Il s'en ouvre à son parrain, qui est maire du village. Je ne saurois vivre, dit-il, si les filles & les veuves continuent à m'obséder de la sorte ; je mourrai, si je n'obtiens pas la main de Thérese. Le maire prend pitié de son tourment, & forme le projet de le faire finir. A cet effet, il fait, au son du tambour, assembler toutes les filles, & il leur propose, pour terminer à leurs querelles, & fixer leurs prétentions sur Pierrot, de le mettre en lotterie. Mais, dit-il, comme il n'est pas juste que les veuves, qui ont déjà eu un mari, risquent, sans qu'il leur en coûte quelque chose, d'en obtenir un nouveau, qui doit naturellement appartenir aux filles, il faut, pour qu'elles aient la prérogative de participer à la lotterie, qu'elles déposent chacune six cents livres, qui appartiendront à celle qui aura le billet noir & le mari.
A cela ne tiennent, s'écrient les veuves Piquet & Graindorge, qui sont riches, voilà les six cents livres. Les billets sont donc mis dans le chapeau du maire ; chacune prend le sien ;Thérese a l'air de ne pas en vouloir ; Pierrot est dans des transes mortelles. Enfin, comme on s'y attend bien, c'est Thérese qui obtient les douze cents livres & le mari.
L'espiegle Lolotte vient dire alors que ce n'est pas étonnant, puisque Thérese étoit d'intelligence avec le maire. Celui-ci convient du fait. Les veuves sont désolées ; elles veulent reprendre leurs six cents livres, mais on les appaise ; & comme Thérese est leur niece, elles consentent à lui laisser pour dot leurs cinquante louis. Pierrot est au comble du bonheur, & les filles du village dansent, pour se consoler de ne l'avoir pas obtenu.
Parmi les nombreuses actrices qui jouent dans cette piece, on remarque Mlle. Cousin, qui joint à une figure très-agréable, beaucoup d'intelligence, d'intentions, & qui donne lieu de croire qu'elle pourra se distinguer un jour, si elle joint l'amour de son art aux grandes dispositions qu'elle montre.

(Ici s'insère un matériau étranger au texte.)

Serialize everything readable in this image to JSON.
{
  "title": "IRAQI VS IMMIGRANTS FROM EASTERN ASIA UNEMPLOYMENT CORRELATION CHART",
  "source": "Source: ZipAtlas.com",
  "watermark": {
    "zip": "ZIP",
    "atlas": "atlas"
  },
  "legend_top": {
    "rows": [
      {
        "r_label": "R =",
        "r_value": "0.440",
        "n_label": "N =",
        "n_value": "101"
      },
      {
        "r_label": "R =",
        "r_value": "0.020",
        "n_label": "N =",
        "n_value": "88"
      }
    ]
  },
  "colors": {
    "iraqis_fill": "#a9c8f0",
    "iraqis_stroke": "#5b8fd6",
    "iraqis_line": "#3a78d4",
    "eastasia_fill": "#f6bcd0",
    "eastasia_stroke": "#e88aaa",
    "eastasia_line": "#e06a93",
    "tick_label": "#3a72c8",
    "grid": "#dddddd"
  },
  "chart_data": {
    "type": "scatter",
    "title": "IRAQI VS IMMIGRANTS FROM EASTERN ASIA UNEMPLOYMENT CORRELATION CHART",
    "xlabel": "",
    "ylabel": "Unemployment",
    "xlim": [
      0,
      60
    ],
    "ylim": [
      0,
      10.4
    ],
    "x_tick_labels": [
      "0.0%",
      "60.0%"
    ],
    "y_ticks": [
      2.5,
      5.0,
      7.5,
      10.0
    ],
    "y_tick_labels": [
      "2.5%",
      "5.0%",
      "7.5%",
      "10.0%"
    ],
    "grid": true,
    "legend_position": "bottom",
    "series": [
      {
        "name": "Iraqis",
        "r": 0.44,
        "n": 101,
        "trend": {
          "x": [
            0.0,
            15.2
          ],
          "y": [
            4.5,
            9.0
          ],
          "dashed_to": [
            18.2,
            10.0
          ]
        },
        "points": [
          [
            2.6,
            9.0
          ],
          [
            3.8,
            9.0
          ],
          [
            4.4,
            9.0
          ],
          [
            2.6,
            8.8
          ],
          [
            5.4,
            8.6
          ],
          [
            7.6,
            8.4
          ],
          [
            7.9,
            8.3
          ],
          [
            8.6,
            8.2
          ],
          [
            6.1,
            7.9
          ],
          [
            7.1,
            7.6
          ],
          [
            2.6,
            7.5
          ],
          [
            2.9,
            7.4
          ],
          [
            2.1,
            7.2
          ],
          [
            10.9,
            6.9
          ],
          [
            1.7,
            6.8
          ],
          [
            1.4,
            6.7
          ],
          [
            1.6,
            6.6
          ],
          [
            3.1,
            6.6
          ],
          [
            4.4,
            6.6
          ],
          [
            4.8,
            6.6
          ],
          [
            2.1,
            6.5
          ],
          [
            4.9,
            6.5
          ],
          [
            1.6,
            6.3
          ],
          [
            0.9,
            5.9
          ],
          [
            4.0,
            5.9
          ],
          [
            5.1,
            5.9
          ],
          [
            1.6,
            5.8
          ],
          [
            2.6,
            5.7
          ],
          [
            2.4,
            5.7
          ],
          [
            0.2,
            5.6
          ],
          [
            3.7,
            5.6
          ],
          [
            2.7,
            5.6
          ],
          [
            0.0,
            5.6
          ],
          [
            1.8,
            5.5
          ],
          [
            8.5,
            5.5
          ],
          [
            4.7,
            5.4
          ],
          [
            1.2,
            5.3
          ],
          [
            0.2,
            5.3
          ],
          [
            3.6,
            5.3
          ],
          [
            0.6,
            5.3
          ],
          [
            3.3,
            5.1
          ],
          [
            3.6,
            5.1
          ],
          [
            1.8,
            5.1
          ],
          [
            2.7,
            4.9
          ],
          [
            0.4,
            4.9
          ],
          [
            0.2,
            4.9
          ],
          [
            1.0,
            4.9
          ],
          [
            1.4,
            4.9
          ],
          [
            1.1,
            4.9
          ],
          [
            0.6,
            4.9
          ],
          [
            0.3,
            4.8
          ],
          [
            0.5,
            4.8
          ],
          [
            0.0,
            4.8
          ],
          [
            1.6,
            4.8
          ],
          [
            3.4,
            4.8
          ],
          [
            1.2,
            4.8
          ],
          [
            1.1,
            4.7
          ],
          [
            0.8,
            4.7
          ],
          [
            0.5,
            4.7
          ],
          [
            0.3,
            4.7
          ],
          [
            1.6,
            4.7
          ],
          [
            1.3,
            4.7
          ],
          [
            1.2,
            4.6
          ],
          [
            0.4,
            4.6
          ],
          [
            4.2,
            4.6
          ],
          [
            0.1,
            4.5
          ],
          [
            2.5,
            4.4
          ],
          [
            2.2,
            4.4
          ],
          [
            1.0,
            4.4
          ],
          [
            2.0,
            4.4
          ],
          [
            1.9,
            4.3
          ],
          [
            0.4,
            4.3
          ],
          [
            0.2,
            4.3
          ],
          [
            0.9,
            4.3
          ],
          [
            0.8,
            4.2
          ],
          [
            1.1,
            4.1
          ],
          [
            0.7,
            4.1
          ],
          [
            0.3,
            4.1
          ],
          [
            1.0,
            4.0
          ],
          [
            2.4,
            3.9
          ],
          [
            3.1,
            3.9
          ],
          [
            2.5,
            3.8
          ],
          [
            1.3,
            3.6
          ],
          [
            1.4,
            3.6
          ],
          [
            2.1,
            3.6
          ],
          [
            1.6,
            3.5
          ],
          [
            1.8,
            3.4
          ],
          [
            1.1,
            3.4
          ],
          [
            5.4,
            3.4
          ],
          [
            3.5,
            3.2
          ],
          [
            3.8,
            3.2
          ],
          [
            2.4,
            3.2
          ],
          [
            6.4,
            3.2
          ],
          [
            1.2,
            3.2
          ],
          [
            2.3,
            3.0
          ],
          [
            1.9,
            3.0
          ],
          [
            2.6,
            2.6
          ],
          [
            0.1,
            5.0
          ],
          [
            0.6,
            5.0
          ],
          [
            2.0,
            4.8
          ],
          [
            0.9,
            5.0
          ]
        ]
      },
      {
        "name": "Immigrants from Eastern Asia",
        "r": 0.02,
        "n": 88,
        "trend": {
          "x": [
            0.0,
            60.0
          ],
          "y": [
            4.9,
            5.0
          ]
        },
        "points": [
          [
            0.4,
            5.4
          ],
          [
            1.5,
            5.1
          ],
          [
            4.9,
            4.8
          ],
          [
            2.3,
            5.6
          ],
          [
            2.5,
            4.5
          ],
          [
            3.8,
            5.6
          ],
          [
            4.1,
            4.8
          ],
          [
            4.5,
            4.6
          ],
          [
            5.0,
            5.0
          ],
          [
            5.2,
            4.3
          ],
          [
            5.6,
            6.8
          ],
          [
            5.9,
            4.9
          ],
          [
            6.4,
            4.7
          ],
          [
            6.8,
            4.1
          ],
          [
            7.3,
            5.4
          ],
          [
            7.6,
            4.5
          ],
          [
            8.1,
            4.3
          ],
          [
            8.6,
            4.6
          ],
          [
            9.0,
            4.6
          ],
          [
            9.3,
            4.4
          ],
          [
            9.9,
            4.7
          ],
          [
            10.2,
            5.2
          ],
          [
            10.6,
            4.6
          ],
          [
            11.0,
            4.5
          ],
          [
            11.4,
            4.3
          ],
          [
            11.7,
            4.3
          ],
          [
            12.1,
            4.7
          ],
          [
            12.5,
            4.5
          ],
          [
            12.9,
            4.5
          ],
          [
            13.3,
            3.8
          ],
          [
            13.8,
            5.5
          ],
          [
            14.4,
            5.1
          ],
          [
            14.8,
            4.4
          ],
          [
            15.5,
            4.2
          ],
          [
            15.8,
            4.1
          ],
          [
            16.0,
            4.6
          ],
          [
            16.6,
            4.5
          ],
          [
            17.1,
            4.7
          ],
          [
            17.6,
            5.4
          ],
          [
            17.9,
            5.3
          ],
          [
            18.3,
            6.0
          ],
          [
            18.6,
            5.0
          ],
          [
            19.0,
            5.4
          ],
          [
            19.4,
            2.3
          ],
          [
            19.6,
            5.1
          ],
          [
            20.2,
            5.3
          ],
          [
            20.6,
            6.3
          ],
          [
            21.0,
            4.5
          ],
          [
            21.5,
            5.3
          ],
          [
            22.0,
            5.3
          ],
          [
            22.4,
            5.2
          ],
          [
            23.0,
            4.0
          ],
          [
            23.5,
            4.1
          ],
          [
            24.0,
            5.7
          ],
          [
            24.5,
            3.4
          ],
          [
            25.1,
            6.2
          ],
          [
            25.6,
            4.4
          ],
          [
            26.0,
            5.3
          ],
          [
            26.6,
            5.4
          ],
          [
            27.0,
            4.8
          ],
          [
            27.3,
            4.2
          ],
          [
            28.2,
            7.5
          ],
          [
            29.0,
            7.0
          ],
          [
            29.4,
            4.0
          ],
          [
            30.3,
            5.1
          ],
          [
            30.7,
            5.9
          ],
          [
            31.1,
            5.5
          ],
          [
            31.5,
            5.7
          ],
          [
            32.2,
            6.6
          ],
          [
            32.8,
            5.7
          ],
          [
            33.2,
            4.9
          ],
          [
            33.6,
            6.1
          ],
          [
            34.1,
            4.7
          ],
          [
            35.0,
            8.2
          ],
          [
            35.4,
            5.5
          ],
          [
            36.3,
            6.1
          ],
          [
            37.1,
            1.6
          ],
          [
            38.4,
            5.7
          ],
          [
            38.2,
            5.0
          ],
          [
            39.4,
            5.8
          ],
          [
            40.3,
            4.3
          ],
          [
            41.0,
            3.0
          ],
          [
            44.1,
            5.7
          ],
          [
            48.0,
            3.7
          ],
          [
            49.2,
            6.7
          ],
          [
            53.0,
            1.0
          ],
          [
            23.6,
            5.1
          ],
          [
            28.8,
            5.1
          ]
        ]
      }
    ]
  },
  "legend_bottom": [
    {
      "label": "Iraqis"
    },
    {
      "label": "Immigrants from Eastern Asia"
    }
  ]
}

La Lotterie des filles a beaucoup de traits de ressemblance avec la Fille arbitre, le Coq de village, & sur-tout avec l'Homme en lotterie, jolie piece du répertoire du théatre de la rue Feydeau, où le jeune Montgaultier étoit si sémillant & si agréable. Mais cela n'empêche pas que la Lotterie des femmes ne pût être de mise sur un grand théatre, où il vaudroit mieux le voir que tant d'autres pieces qui ne s'y montrent qu'à la honte des mœurs & du bon goût.
La Fille arbitre est une comédie en trois actes, en prose, de Laffichard et Romagnesi, créée sur le Théâtre de l'Hôtel de Bourgogne le 14 janvier 1737.
Le Coq de village pourrait bien être l'opéra comique en 1 acte de Favart (30 mars 1743, Foire Saint-Germain) : les autres Coq de Village du temps sont des ballets.
César : ce Départ des patriotes, ou la Loterie des filles, d'auteur inconnu, créé le 9 août 1793 au Théâtre de la Gaîté, a eu 31 représentations en 1793, et 41 en 1794 (jusqu'au 13 octobre). soit 72 fois en 15 mois. 6 représentations en 1795, du 22 janvier au 4 avril. André Tissier compte pour sa part 96 représentations (31 en 93, 47 en 94, 18 en 95 (Les Spectacles à Paris pendant la Révolution, tome 2, p. 208). Il nous donne aussi le nom complet de son auteur, Destival de Braban.